Antena itu memang bakal menggantikan kabel yang sejak lima tahun lalu berseliweran di atap permukiman RT 05/RW 13, Desa Jatiendah, Kecamatan Cilengkrang, Kabupaten Bandung. Antena dari pipa paralon ini diarahkan ke dua antena parabola yang nangkring di rumah Ikar, salah seorang warga. Rupanya, inovasi yang dimaksud Heddi adalah jaringan Internet nirkabel untuk 30 rumah di wilayah tersebut.
Kreativitas warga semacam itulah yang menambat hati pejabat Lembaga Ilmu Pengetahuan Indonesia (LIPI). Dua pekan lalu, lembaga ini mempercayai warga Jatiendah mengelola alat pengukur curah hujan yang bisa dipantau seketika atau real time. ”Karena warga di sini sudah tak asing lagi dengan jaringan Internet,” kata Edi Tanoe, peneliti Balai Pengembangan Instrumentasi LIPI.
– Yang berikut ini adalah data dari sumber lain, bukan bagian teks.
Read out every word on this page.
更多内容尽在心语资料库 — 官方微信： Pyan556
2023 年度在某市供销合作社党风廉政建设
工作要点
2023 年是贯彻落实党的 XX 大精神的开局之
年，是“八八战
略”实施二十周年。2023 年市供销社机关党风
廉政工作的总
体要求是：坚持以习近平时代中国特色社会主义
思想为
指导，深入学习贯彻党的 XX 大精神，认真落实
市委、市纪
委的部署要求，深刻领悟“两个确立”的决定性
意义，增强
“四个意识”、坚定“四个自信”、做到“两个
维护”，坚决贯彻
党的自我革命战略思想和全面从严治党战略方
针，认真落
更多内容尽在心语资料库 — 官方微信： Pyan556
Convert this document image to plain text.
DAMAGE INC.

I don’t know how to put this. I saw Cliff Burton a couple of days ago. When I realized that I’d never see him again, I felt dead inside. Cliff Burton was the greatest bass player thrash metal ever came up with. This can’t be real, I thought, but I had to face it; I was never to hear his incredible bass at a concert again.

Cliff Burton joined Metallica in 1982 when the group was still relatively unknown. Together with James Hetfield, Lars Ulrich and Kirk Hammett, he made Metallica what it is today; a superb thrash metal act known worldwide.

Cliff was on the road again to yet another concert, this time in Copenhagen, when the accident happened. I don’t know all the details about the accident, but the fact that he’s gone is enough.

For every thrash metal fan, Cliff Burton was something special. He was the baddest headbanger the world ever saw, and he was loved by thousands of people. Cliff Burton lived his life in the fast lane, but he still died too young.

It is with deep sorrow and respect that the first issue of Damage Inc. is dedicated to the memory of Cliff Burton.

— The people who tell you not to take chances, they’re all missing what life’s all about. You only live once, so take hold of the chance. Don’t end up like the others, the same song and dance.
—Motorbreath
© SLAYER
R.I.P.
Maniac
Dengan alat tersebut, warga dan peneliti bisa mengetahui curah hujan yang terjadi di Cilengkrang dan wilayah dalam radius 15 kilometer saat itu juga melalui situs www.rt-net-kapelima.com. Kapelima merupakan singkatan dari Karang Pasundan V, nama jalan di RT 05, RW 13. Warga yang sudah mengenal Internet lima tahun lalu memang membuat situs web. Dengan bantuan Politeknik Pos Bandung, di situs tersebut terdapat grafik data curah hujan dalam interval hitungan jam, hari, hingga bulan.
Peralatan pengukur curah hujan buatan Jatiendah memang terbilang sederhana. Cuma ada tiga bagian besar, yakni sensor curah hujan, modul interface, dan sistem pemantauan data hujan berbasis IGOS (Indonesia Go Open Sources). Sensornya berbentuk tabung setinggi 60 sentimeter dengan diameter 12 inci. Bagian atasnya dibiarkan menghadap langit dan berbentuk cekung untuk menampung air hujan. Di bagian dasarnya dipasang saringan dengan diametar 4 inci.
Air hujan bakal memenuhi cawan berjungkit di bagian dasar tabung. Jika penuh, berat air akan membuat cawan menjungkit ke bawah dan memicu penghitungan. Satu kali jungkitan setara dengan hitungan 1 milimeter curah hujan. Data jungkitan ini kemudian diolah dengan peralatan mikrokontroler serta peranti lunak yang dikembangkan LIPI.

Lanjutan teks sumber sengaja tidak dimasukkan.